Os outros artigos punem a publicação de segredos de Estado, informações sobre forças militares e outros; ofensas feitas às estrangeiras; atentado à moral pública e aos bons costumes; propaganda médica não aprovada pela Direção da Saúde Publica. Esta salada brasileira – é perfeita!

A critica só será permitida se “tiver por objetivo preparar a opinião publica para reformas em prol do bem publico e sendo formulada em linguagem moderada, leal e respeitosa”.

São declarados sucessivamente responsáveis o autor, o editor, o impressor, o vendedor ou distribuidor. Qualquer publicação deve levar os nome do diretor e do gerente e os endereços da administração e da impressora.

As clausulas sobre a responsabilidade “sucessiva” desfecham um golpe bastante rude contra a imprensa pobre, quer dizer, a revolucionária, obrigado a recorrer aos serviços de impressora particulares, quase sempre burgueses, que para evitar a responsabilidade legal, naturalmente se recusam a nos imprimir.

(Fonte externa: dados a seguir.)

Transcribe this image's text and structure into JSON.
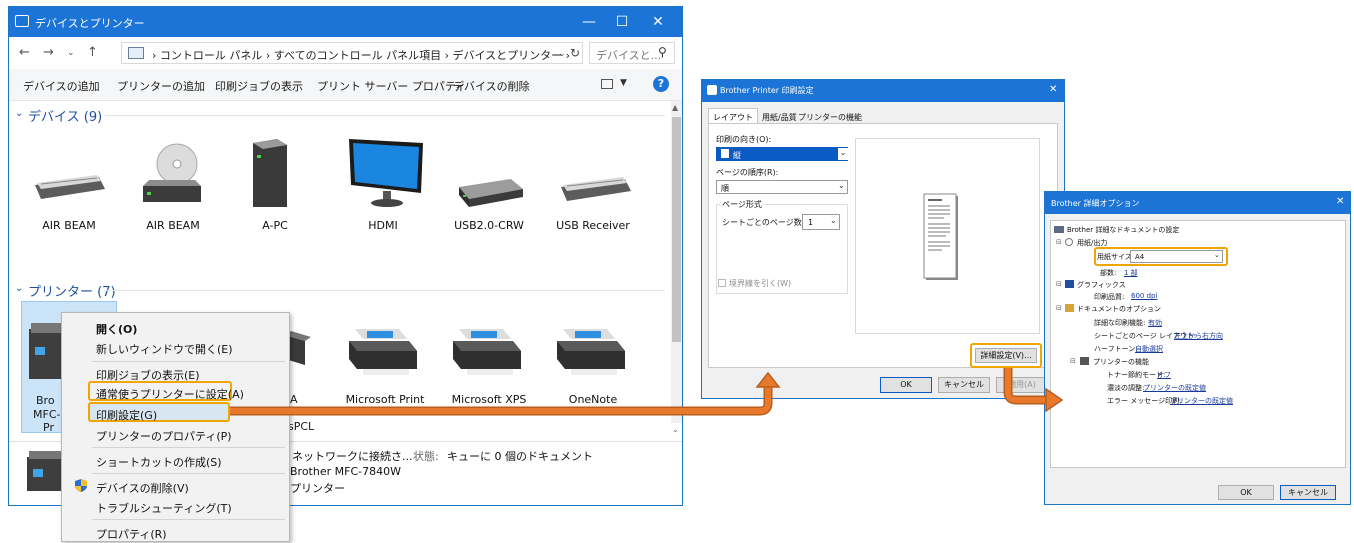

As dificuldades de propaganda comunista aqui, são assim, grandemente aumentadas pela nova lei. Dois impressores já nos recusaram seus serviços. Nosso próprio material tipográfico foi aprendido ou destruído durante a campanha policial de maio-junho. Nossa ação pela luta de classes revolucionária não diminuirá. Mas que os operários europeus saibam o que valem no Brasil as liberdades democráticas.